Kapchorwa District is a district in the Eastern Region of Uganda. The town of Kapchorwa is the district's main municipal, administrative, and commercial center, and is the site of the district headquarters. It is also the home district of Stephen Kiprotich, the men's marathon gold medalist at the 2012 Summer Olympics, and Joshua Cheptegei, the men's 5,000 m gold medalist at the 2021 Summer Olympics in Tokyo.

==Location==
The district is bordered by Kween District to the northeast and east, Sironko District to the south, and Bulambuli District to the west and northeast. The district headquarters at Kapchorwa, which means "home of friends", are located approximately 65 km, by road, northeast of Mbale, the nearest large city. The district is approximately 295 km northeast of Kampala, the capital and largest city of Uganda. The coordinates of the district are 01 24N, 34 27E.

==Overview==
Under the colonial administration, Kapchorwa District was Sebei County, located in North Bugisu in the now defunct Bukedi District. Kapchorwa was granted district status on 1 February 1962, shortly before Uganda became an independent country.

Kapchorwa District is home mostly to Kalenjin peoples, including the sub-groups Sabiny, Pokot, and Nandi. They were mainly cattle keepers in the late 1960s, but that changed when their northern neighbors, the Karamojong, raided most of their cattle and displaced hundreds of people. The populations most affected lived along the Kapchorwa plains; particularly in Ngenge Sub-County of Kapchorwa District and in Bukwo District. This displacement of the population has resulted in abject poverty among the affected households. People have been forced to live in Internally Displaced People camps, with very limited resources.

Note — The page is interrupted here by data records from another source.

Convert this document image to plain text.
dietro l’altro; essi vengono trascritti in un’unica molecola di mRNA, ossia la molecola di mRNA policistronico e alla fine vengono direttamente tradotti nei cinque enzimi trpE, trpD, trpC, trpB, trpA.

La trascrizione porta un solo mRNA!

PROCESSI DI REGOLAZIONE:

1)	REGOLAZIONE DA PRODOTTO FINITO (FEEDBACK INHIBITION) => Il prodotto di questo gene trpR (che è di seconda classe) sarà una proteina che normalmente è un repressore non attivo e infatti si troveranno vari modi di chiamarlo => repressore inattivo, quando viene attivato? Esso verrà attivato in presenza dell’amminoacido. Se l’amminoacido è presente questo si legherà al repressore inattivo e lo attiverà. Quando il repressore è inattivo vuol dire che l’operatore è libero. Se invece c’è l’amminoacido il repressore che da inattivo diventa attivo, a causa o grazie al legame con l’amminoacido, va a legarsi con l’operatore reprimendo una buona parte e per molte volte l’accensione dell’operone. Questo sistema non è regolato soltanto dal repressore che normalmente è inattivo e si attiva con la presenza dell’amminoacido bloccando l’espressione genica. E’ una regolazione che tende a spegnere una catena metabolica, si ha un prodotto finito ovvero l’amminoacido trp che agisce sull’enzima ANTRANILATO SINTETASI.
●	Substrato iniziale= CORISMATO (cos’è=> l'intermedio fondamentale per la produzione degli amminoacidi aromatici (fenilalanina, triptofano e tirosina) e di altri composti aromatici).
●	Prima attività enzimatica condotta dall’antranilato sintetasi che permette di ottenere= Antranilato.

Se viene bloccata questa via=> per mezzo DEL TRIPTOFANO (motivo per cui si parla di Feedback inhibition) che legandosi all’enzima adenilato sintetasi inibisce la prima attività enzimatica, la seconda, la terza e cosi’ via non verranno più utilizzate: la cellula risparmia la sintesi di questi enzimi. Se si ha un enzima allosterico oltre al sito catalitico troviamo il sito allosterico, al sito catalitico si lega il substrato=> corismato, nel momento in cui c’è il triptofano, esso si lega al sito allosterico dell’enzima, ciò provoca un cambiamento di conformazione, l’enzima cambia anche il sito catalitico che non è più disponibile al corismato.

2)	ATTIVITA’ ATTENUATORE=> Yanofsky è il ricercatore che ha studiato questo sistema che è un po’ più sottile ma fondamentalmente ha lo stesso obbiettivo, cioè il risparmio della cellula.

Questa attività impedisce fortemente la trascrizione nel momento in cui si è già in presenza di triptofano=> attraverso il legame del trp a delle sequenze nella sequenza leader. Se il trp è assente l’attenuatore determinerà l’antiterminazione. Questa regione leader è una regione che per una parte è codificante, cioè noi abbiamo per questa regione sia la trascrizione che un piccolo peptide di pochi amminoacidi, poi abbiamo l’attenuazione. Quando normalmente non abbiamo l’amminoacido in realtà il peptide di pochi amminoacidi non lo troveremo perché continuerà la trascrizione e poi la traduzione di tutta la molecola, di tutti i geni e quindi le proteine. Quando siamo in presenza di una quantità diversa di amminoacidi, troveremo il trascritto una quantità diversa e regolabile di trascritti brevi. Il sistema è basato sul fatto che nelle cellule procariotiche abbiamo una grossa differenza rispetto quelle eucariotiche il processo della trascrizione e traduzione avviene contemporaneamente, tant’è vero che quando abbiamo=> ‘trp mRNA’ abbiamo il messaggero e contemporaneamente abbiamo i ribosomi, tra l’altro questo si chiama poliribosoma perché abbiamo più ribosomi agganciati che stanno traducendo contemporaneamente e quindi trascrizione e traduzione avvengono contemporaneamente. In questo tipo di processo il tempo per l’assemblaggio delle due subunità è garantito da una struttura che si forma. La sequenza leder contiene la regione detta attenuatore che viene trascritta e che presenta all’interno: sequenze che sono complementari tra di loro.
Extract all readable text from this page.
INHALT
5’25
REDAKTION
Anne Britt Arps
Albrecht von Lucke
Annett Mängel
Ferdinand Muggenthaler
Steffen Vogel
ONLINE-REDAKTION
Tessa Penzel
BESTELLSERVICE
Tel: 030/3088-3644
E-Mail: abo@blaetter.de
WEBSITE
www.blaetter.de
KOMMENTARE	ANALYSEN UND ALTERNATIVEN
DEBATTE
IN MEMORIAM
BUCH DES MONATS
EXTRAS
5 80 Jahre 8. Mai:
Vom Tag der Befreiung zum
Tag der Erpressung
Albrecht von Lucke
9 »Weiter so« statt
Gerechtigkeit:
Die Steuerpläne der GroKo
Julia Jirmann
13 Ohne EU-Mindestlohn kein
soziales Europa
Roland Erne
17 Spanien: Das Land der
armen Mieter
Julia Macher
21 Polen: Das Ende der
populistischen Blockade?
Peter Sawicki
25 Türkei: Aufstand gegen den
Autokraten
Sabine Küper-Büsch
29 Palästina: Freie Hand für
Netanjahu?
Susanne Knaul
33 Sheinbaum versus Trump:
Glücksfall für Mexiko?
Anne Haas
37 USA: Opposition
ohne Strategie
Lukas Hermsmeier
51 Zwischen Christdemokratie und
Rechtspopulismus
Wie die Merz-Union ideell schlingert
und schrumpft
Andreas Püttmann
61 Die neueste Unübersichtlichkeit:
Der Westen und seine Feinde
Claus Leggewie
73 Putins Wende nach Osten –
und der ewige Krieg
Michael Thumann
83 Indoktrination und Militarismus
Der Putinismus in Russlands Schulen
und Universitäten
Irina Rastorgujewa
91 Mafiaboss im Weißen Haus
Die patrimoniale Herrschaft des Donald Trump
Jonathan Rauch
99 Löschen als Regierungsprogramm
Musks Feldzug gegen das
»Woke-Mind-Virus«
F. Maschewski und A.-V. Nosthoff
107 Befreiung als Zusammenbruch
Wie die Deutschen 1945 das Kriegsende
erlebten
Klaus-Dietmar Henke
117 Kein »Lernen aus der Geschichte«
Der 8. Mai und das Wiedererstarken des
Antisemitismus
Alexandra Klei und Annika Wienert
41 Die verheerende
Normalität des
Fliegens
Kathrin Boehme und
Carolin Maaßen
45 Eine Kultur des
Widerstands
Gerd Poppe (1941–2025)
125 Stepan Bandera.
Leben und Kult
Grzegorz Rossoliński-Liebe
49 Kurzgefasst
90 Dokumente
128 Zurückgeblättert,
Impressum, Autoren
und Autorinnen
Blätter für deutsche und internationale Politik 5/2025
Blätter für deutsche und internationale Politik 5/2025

In 2005, Kongasis County was split off of the district to form Bukwo District. In 2010, more territory was peeled off to form Kween District. Together, Kapchorwa District, Bukwo District, and Kween District comprise the Sebei sub-region, home to an estimated 200,000 according to the 2002 national census.

==Population==
In 1991, the national population census estimated the district population at 48,700. The 2002 national census estimated the population at 74,300, with an annual growth rate of 4.5 percent. In 2012, it was estimated that the population had grown to about 114,100. In August 2014, the national population census enumerated the population at 104,580.

==Economic activities==
Subsistence agriculture is the main economic activity in Kapchorwa District. Crops grown include the following:

- Millet
- Potatoes
- Beans
- Simsim
- Sunflower
- Cotton
- Coffee
- Wheat
- Tomatoes
- Cabbage
- Passion fruit
- Onions
- Tourism

Animal husbandry is practised; the livestock domesticated are mainly cattle, goats, and chickens.